The most important one is located below the supercell’s wide top. It’s a rotating cloud feature that extends below the cloud’s broader base. This is a wall cloud.

The wall cloud remains persistent below the base of a storm, Homeyer says. When the whole wall cloud begins to rotate, “that’s probably the best visible indication that we have that the likelihood of a tornado is higher than it otherwise would be in that storm.”

Fact #4: Storm chasers do good research — and sometimes get wild.

“Back in 1996, there was a huge upswing in the number of, you know, students who came to college looking to major in meteorology because they wanted to do storm chasing,” Tanamachi says. Homeyer thinks Twisters will have a similar impact.

As shown in the new movie, making an income from storm chasing is hard. “Chasing generally is not a viable career track,” Tanamachi says. She chases in the field a few weeks out of the year for work. The rest of the time, she analyzes data, teaches, and prepares publications. “There are very few people who really have made a career out of storm chasing,” she adds. The multiple sources of income for Twisters’ storm chasers, from live streaming the footage to selling t-shirts around a cult of personality, reflect the real-life difficulty of making it a full time career.

Bad behavior does happen, too. Technology bears some responsibility. Apps and smartphones make it easier now to interpret storm data to target tornadoes than it did 20 years ago. A mentorship or meteorological education is no longer as necessary. “Because people have more access to the data, people take greater risks,” Homeyer says. “People will go, you know, within a mile of these things sometimes, and that is personally something I would never be comfortable doing.”

Despite their reckless behavior, the film’s storm chasers do something that should be encouraged: they look after local communities. “If you do see a tornado, don't just be thinking about the clicks, likes, and shares. Be thinking about sharing your storm. Report to the National Weather Service, so that they can use it in their warning decision.” Tanamachi says. “Take a picture, take a video and send that stuff in to help other people.”

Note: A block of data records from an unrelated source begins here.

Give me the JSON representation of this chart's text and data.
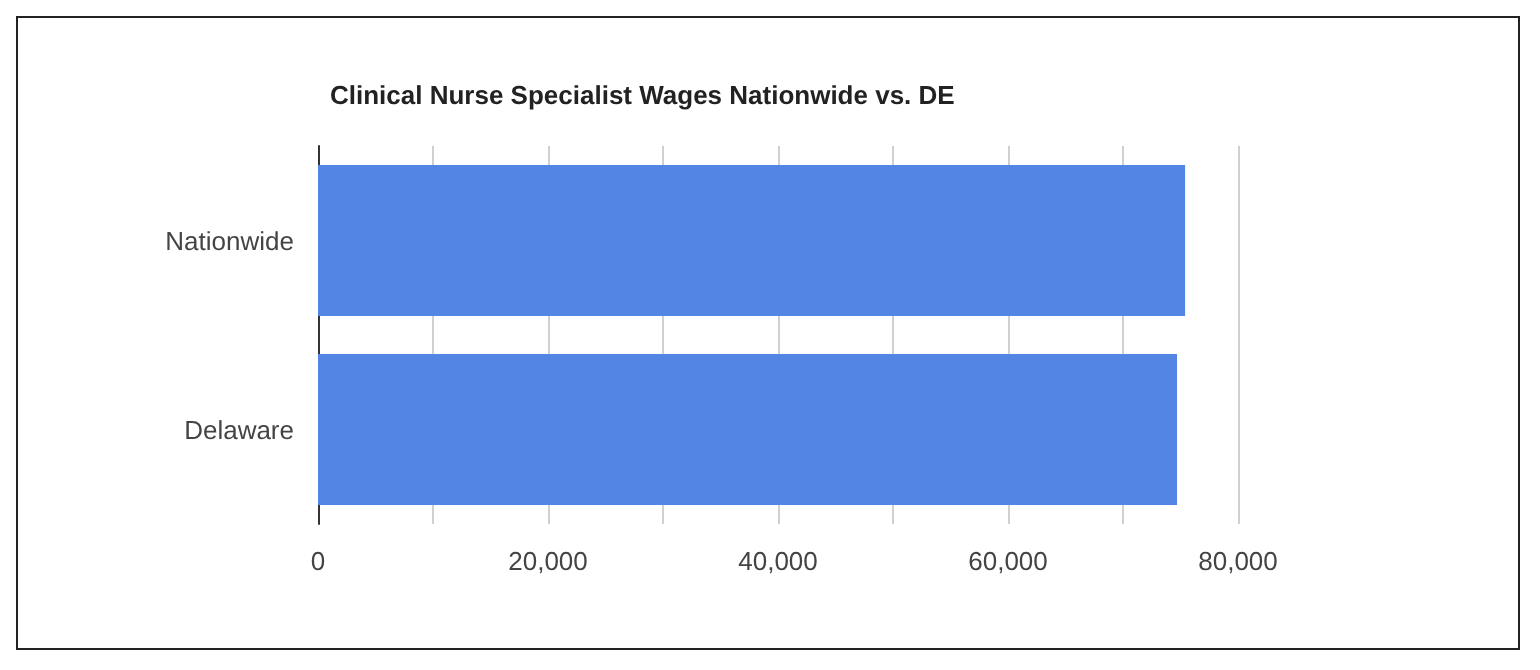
{
  "chart_data": {
    "type": "bar",
    "orientation": "horizontal",
    "title": "Clinical Nurse Specialist Wages Nationwide vs. DE",
    "categories": [
      "Nationwide",
      "Delaware"
    ],
    "values": [
      75400,
      74700
    ],
    "color": "#5386e4",
    "xlim": [
      0,
      80000
    ],
    "xticks": [
      0,
      {
        "value": 10000,
        "label": null
      },
      {
        "value": 20000,
        "label": "20,000"
      },
      {
        "value": 30000,
        "label": null
      },
      {
        "value": 40000,
        "label": "40,000"
      },
      {
        "value": 50000,
        "label": null
      },
      {
        "value": 60000,
        "label": "60,000"
      },
      {
        "value": 70000,
        "label": null
      },
      {
        "value": 80000,
        "label": "80,000"
      }
    ],
    "grid": "x"
  }
}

Fact #5: It is hard to rate a tornado accurately.

During an emotional reckoning, Tyler Owens (played by Glen Powell) comforts Kate Cooper (played by Daisy Edgar-Jones). As a young student, she miscategorized a tornado’s strength. This led to the death of two friends and her boyfriend.

Owens highlights how hard it is to rate tornadoes. Indeed, they aren’t measured like other major storms. Hurricane categories, for instance, are entirely wind-based. “The scales of the two phenomena are so different,” Homeyer says. “The challenge with tornadoes is that the scale of the tornadoes often is smaller than the scales of the measurements that we can make, especially from radar,” he adds. Wind speeds often cannot be measured reliably.

Owens also emphasizes to Cooper that a “hindsight is always 20/20” kind of solace, when he highlights that tornadoes are rated largely based on damage.

Thanks to the groundbreaking work of Tetsuya “Ted” Fujita in the mid-twentieth century, damage paths are heavily analyzed to this day to reconstruct a picture of the tornado. From the debris and the land scars, analysts determine what was a tornado, and what was just a strong wind. Downed trees, roof failure, collapsed houses, and exposed foundations are all clues. Getting a certain wind measurement in a tornado isn’t enough to justify a rating, even if the speed might qualify a tornado to the highest rating. A lack of damage indicators, which would provide context for what the funnel was really like, could mean the tornado won’t get that label.